The main purpose of education in the UK is to make people into efficient economic units, the veteran educator and former inspector told delegates at a citizenship conference in Cardiff.

“There is nothing wrong with that - as a nation we have to earn a living,” he said. But he urged teachers to learn how to teach moral reasoning and thinking, and to encourage pupils to ask questions about right and wrong.

Delegates at “Educating the Responsible Citizen”, the fifth annual conference organised by the Institute of Global Ethics UK Trust, also heard from Jane Davidson, Wales’s education minister, and from young people about their views on participation, citizenship and specific issues such as bullying and racism.

John Williams, head of Pen-y-dre high school, Merthyr Tydfil, said people would be able to judge whether a school had citizenship and personal responsibility at its heart by the number and quality of its active partnerships in the community. He praised proposed reforms of the 14-19 curriculum in Wales for putting “giving something back” at the heart of the learning process.

Learning Pathways, the Assembly’s 14-19 policy document, says pupils’
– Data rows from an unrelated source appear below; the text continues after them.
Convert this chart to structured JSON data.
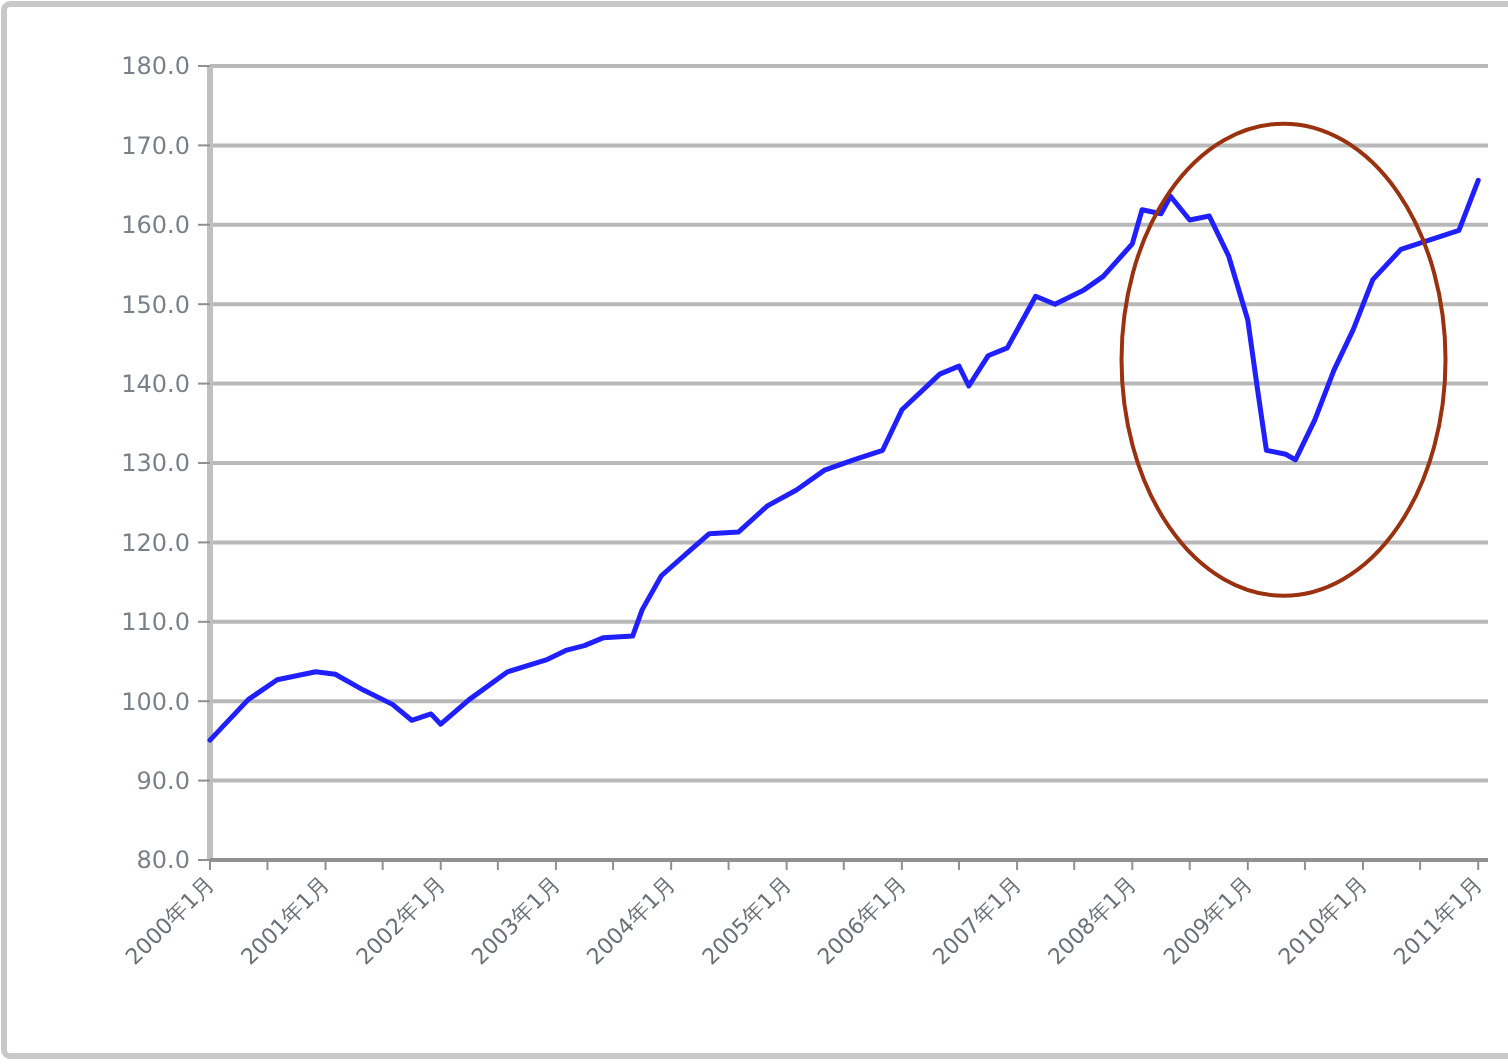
{
  "chart_data": {
    "type": "line",
    "grid": "y",
    "marker": "none",
    "line_style": "solid",
    "x": [
      "2000-01",
      "2000-05",
      "2000-08",
      "2000-12",
      "2001-02",
      "2001-05",
      "2001-08",
      "2001-10",
      "2001-12",
      "2002-01",
      "2002-04",
      "2002-08",
      "2002-12",
      "2003-02",
      "2003-04",
      "2003-06",
      "2003-09",
      "2003-10",
      "2003-12",
      "2004-03",
      "2004-05",
      "2004-08",
      "2004-11",
      "2005-02",
      "2005-05",
      "2005-08",
      "2005-11",
      "2006-01",
      "2006-05",
      "2006-07",
      "2006-08",
      "2006-10",
      "2006-12",
      "2007-03",
      "2007-05",
      "2007-08",
      "2007-10",
      "2008-01",
      "2008-02",
      "2008-04",
      "2008-05",
      "2008-07",
      "2008-09",
      "2008-11",
      "2009-01",
      "2009-02",
      "2009-03",
      "2009-05",
      "2009-06",
      "2009-08",
      "2009-10",
      "2009-12",
      "2010-02",
      "2010-05",
      "2010-08",
      "2010-11",
      "2011-01"
    ],
    "series": [
      {
        "color": "#2020ff",
        "values": [
          95.1,
          100.2,
          102.7,
          103.7,
          103.4,
          101.4,
          99.6,
          97.6,
          98.4,
          97.1,
          100.2,
          103.7,
          105.2,
          106.4,
          107,
          108,
          108.2,
          111.5,
          115.8,
          119,
          121.1,
          121.3,
          124.6,
          126.6,
          129.1,
          130.4,
          131.6,
          136.7,
          141.2,
          142.2,
          139.7,
          143.5,
          144.5,
          151,
          150,
          151.8,
          153.5,
          157.6,
          161.9,
          161.4,
          163.6,
          160.6,
          161.1,
          156.1,
          148,
          139.2,
          131.6,
          131.1,
          130.4,
          135.4,
          141.7,
          146.8,
          153.1,
          156.9,
          158.1,
          159.3,
          165.6
        ]
      }
    ],
    "xlim": [
      "2000-01",
      "2011-02"
    ],
    "xticks": [
      {
        "value": "2000-01",
        "label": "2000年1月"
      },
      {
        "value": "2000-07",
        "label": null
      },
      {
        "value": "2001-01",
        "label": "2001年1月"
      },
      {
        "value": "2001-07",
        "label": null
      },
      {
        "value": "2002-01",
        "label": "2002年1月"
      },
      {
        "value": "2002-07",
        "label": null
      },
      {
        "value": "2003-01",
        "label": "2003年1月"
      },
      {
        "value": "2003-07",
        "label": null
      },
      {
        "value": "2004-01",
        "label": "2004年1月"
      },
      {
        "value": "2004-07",
        "label": null
      },
      {
        "value": "2005-01",
        "label": "2005年1月"
      },
      {
        "value": "2005-07",
        "label": null
      },
      {
        "value": "2006-01",
        "label": "2006年1月"
      },
      {
        "value": "2006-07",
        "label": null
      },
      {
        "value": "2007-01",
        "label": "2007年1月"
      },
      {
        "value": "2007-07",
        "label": null
      },
      {
        "value": "2008-01",
        "label": "2008年1月"
      },
      {
        "value": "2008-07",
        "label": null
      },
      {
        "value": "2009-01",
        "label": "2009年1月"
      },
      {
        "value": "2009-07",
        "label": null
      },
      {
        "value": "2010-01",
        "label": "2010年1月"
      },
      {
        "value": "2010-07",
        "label": null
      },
      {
        "value": "2011-01",
        "label": "2011年1月"
      }
    ],
    "ylim": [
      80,
      180
    ],
    "yticks": [
      {
        "value": 80,
        "label": "80.0"
      },
      {
        "value": 90,
        "label": "90.0"
      },
      {
        "value": 100,
        "label": "100.0"
      },
      {
        "value": 110,
        "label": "110.0"
      },
      {
        "value": 120,
        "label": "120.0"
      },
      {
        "value": 130,
        "label": "130.0"
      },
      {
        "value": 140,
        "label": "140.0"
      },
      {
        "value": 150,
        "label": "150.0"
      },
      {
        "value": 160,
        "label": "160.0"
      },
      {
        "value": 170,
        "label": "170.0"
      },
      {
        "value": 180,
        "label": "180.0"
      }
    ]
  }
}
involvement in, say, raising money for charity or doing volunteer work with old people should be recognised and valued.

But Mr Williams acknowledged that involving young people in partnerships with the community was sometimes hampered by the attitudes of the older generation.

Residents’ groups, for example, were often more concerned about “youth annoyance”, he said.

He added: “It takes some doing to get them to accept the importance of the learning agenda, because what many of those (groups) want is for youngsters to be ‘dealt with’.”

Darren Bird, national co-ordinator of Funky Dragon, the Welsh Assembly’s organisation for the young, highlighted a row over swear-words being used in the scheme’s online chatrooms. He said the project had done what it could to “censor the words other people don’t like”.

But he added: “Young people will use the language they choose to use. When they talk to ministers, they express their views as they feel. They don’t think to take out words that perhaps you shouldn’t use, but they put their thoughts across. Saying ‘shit’ is not the end of the world.”